Misbehaving consul cluster incident from 20231004-20231905

Overview

At some point operations-production consul cluster fell over and stopped being useful. The root cause was not immediately know but was almost definitely related to an upgrade to 1.16.2 from ??? (no good record indication what the cluster was on before all this went down...)

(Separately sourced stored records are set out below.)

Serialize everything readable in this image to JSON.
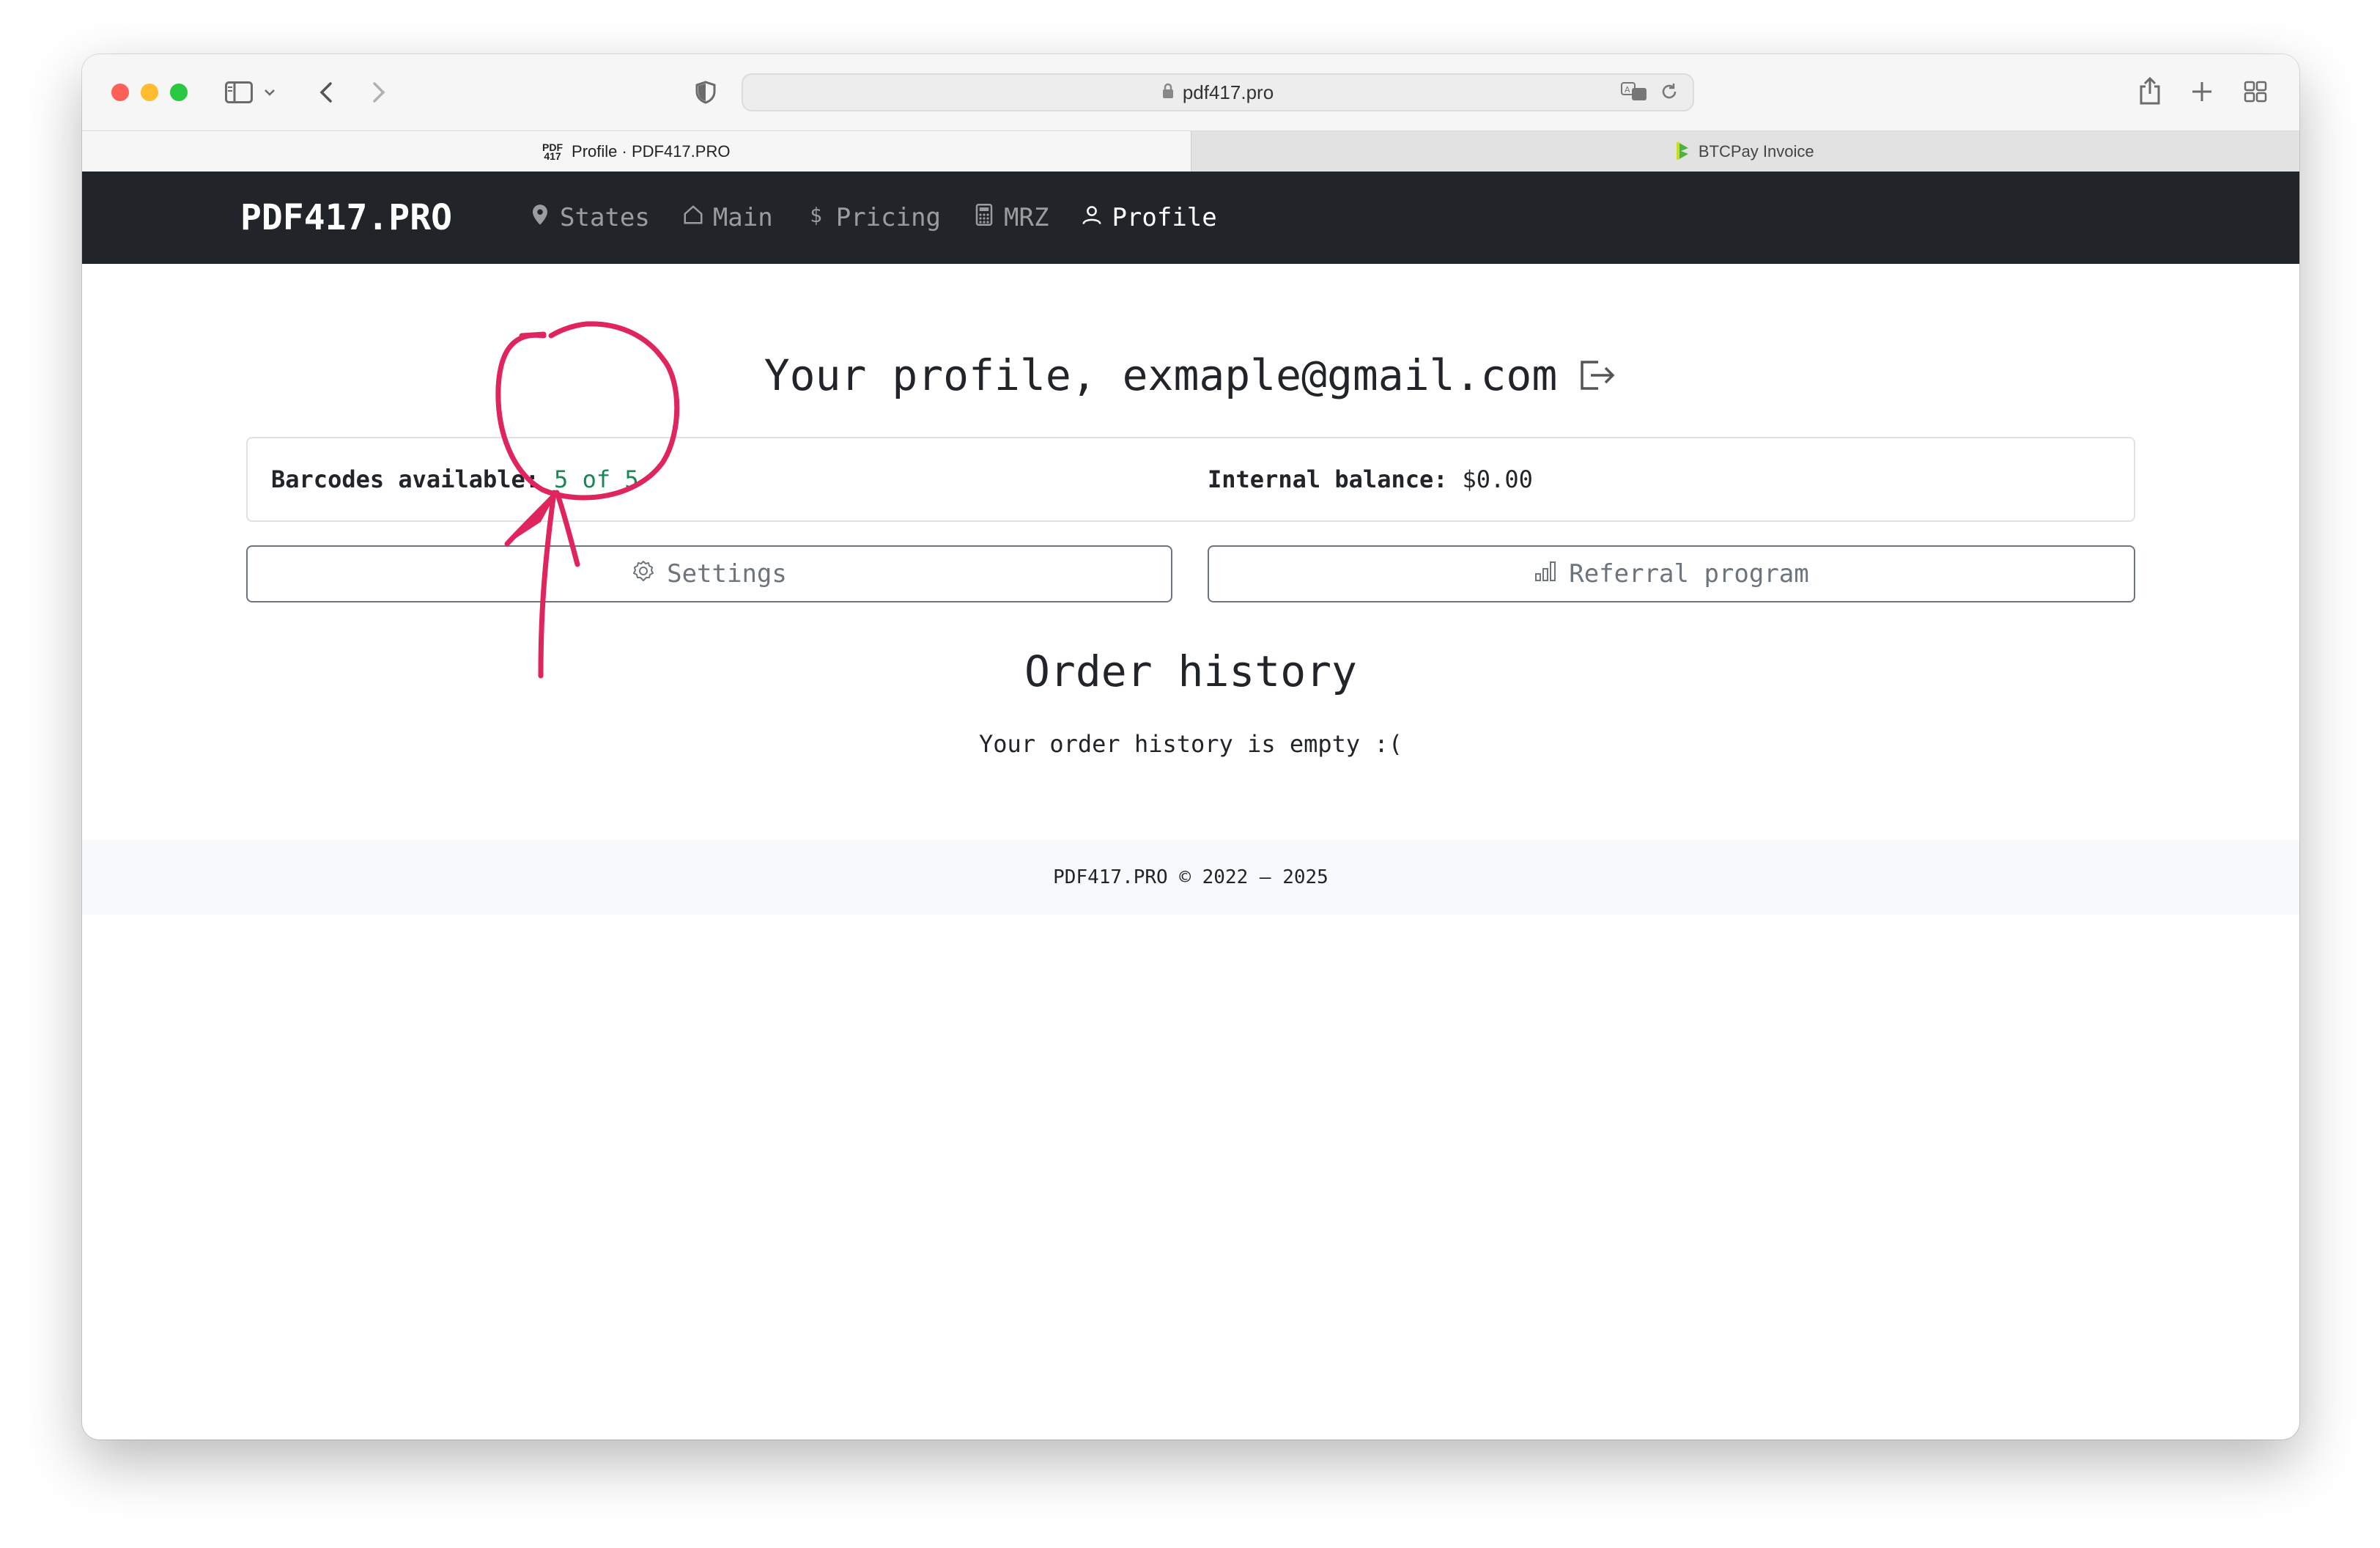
{
  "browser": {
    "url": "pdf417.pro",
    "tabs": [
      {
        "label": "Profile · PDF417.PRO",
        "favicon_text": "PDF\n417",
        "active": true
      },
      {
        "label": "BTCPay Invoice",
        "active": false
      }
    ]
  },
  "navbar": {
    "brand": "PDF417.PRO",
    "items": [
      {
        "label": "States",
        "icon": "map-pin-icon"
      },
      {
        "label": "Main",
        "icon": "home-icon"
      },
      {
        "label": "Pricing",
        "icon": "dollar-icon"
      },
      {
        "label": "MRZ",
        "icon": "calculator-icon"
      },
      {
        "label": "Profile",
        "icon": "user-icon",
        "active": true
      }
    ]
  },
  "profile": {
    "title": "Your profile, exmaple@gmail.com",
    "barcodes_label": "Barcodes available:",
    "barcodes_value": "5 of 5",
    "balance_label": "Internal balance:",
    "balance_value": "$0.00"
  },
  "buttons": {
    "settings": "Settings",
    "referral": "Referral program"
  },
  "orders": {
    "title": "Order history",
    "empty": "Your order history is empty :("
  },
  "footer": {
    "text": "PDF417.PRO © 2022 – 2025"
  },
  "colors": {
    "navbar_bg": "#212529",
    "success_green": "#198754",
    "annotation_red": "#e0245e"
  }
}
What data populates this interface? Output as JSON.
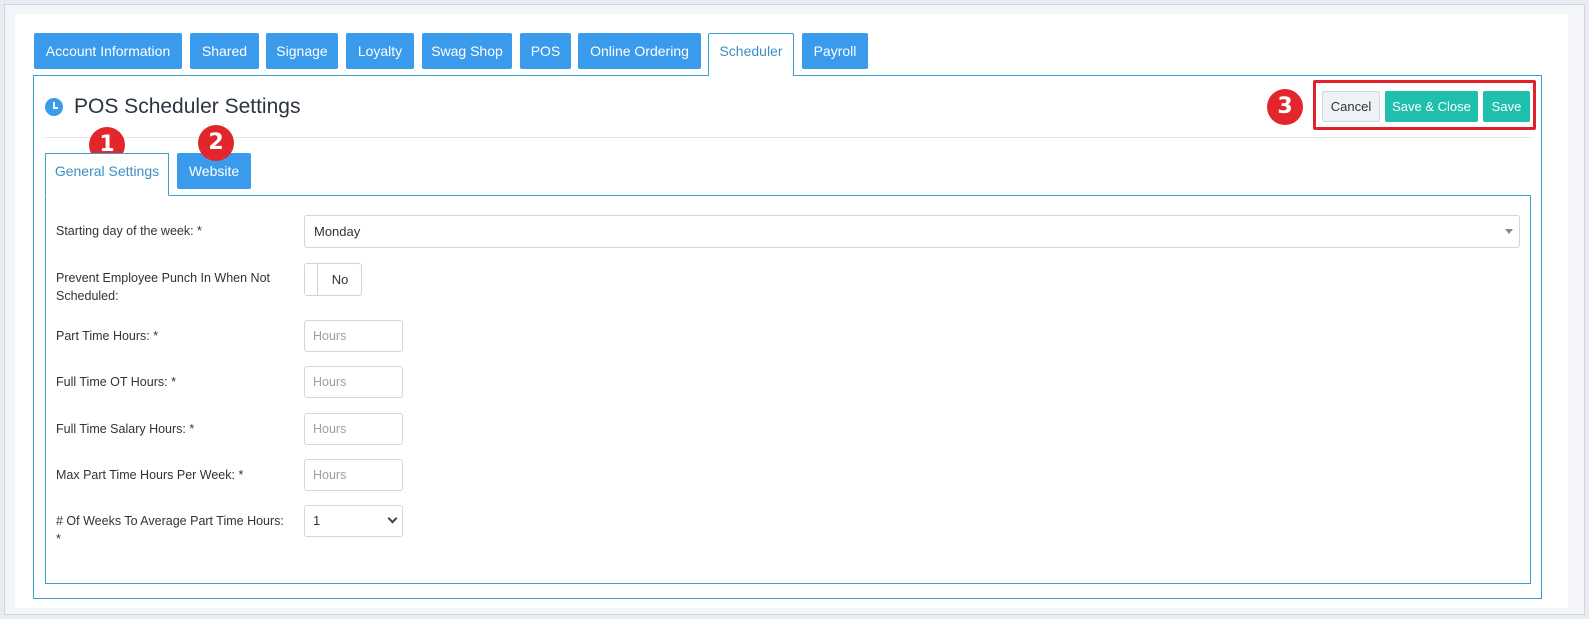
{
  "top_tabs": [
    {
      "label": "Account Information"
    },
    {
      "label": "Shared"
    },
    {
      "label": "Signage"
    },
    {
      "label": "Loyalty"
    },
    {
      "label": "Swag Shop"
    },
    {
      "label": "POS"
    },
    {
      "label": "Online Ordering"
    },
    {
      "label": "Scheduler",
      "active": true
    },
    {
      "label": "Payroll"
    }
  ],
  "header": {
    "icon": "clock-icon",
    "title": "POS Scheduler Settings"
  },
  "actions": {
    "cancel_label": "Cancel",
    "save_close_label": "Save & Close",
    "save_label": "Save"
  },
  "sub_tabs": [
    {
      "label": "General Settings",
      "active": true
    },
    {
      "label": "Website"
    }
  ],
  "callouts": [
    "1",
    "2",
    "3"
  ],
  "form": {
    "starting_day": {
      "label": "Starting day of the week: *",
      "value": "Monday"
    },
    "prevent_punch": {
      "label": "Prevent Employee Punch In When Not Scheduled:",
      "value": "No"
    },
    "part_time_hours": {
      "label": "Part Time Hours: *",
      "placeholder": "Hours"
    },
    "full_time_ot_hours": {
      "label": "Full Time OT Hours: *",
      "placeholder": "Hours"
    },
    "full_time_salary_hours": {
      "label": "Full Time Salary Hours: *",
      "placeholder": "Hours"
    },
    "max_part_time_hours": {
      "label": "Max Part Time Hours Per Week: *",
      "placeholder": "Hours"
    },
    "weeks_to_average": {
      "label": "# Of Weeks To Average Part Time Hours: *",
      "value": "1"
    }
  },
  "colors": {
    "tab_blue": "#3a9bec",
    "teal": "#1ebfad",
    "callout_red": "#e3262b",
    "border_blue": "#3aa0c6"
  }
}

Key takeaway from the logs was this cryptic message about being unable to restore snapshot:

{"@level":"error","@message":"failed to restore snapshot","@module":"agent.server.raft","@timestamp":"2023-10-04T14:17:40.200037Z","error":"failed to restore snapshot 1156-86945697-1696429059987: failed inserting acl token: missing value for index 'accessor'"}

This is something that happens anytime a consul server restarts, it gets a copy of the raft from the other servers currently running and restores it. But, it is failing to do that and crashing.

Initial Response

Tobias was able to revive the cluster by downgrading it to 1.14.10 and it was then able to restore the snapshot it received from other nodes / on the filesystem (unclear how broken the cluster was at this time).

Research

Looking up that message returned one very-not-promising result from the hashicorp forums.

Resolution

Ultimitely spent a lot of time reading and pursuing dead ends but what I believe ulimitely resolved the issue was the following:

  1. Step through each consul server in the cluster and ensure: a. it is on version 1.14.10 b. It has this acl stanza in 00-default.json: "acl": {"enabled": true, "default_policy": "allow", "enable_token_persistence": false} c. Restart the servers one at a time to ensure the quorum never drops below 3 (or 2 if you're in non-prod).
  2. Now you should be able to issue acl commands using the consul cli. a. They won't work though because you don't have a token and in this particular case the cluster says it is not elgible for bootstrapping. b. At some point in history this very special cluster had ACLs enabled and then disabled? Possibly?
  3. We need to reset/recover the ACL master token. Follow the procedure here.
  4. The output of that command should be "Bootstrap Token (Global Management)" an AccessorID and SecretID. Export the secret ID in your terminal as CONSUL_HTTP_TOKEN.
  5. Then you can do consul acl token list and one of them should be labeled "Master Token". a. export the SecretID from the Master Token as CONSUL_HTTP_TOKEN or just save it off somewhere.
  6. Repeat step 1, loop through all the servers and remove the acl stanza, restarting one at a time to ensure quorum.
  7. Once all nodes are running again and ACL is disabled, start upgrading the nodes. one at a time, to 1.16.2.
wget https://releases.hashicorp.com/consul/1.16.2/consul_1.16.2_linux_amd64.zip
unzip consul_1.16.2_linux_amd64.zip
mv consul consul_1_16_2
systemctl stop consul
cp consul_1_16_2 /usr/local/bin/consul
cd /var/lib
cp -r consul consul_bak
cd consul
rm -rf serf/ raft/ server_metadata.json checkpoint-signature
systemctl start consul
  1. Verify quorum: consul operator raft list-peers
  2. Verify version: consul members and consul version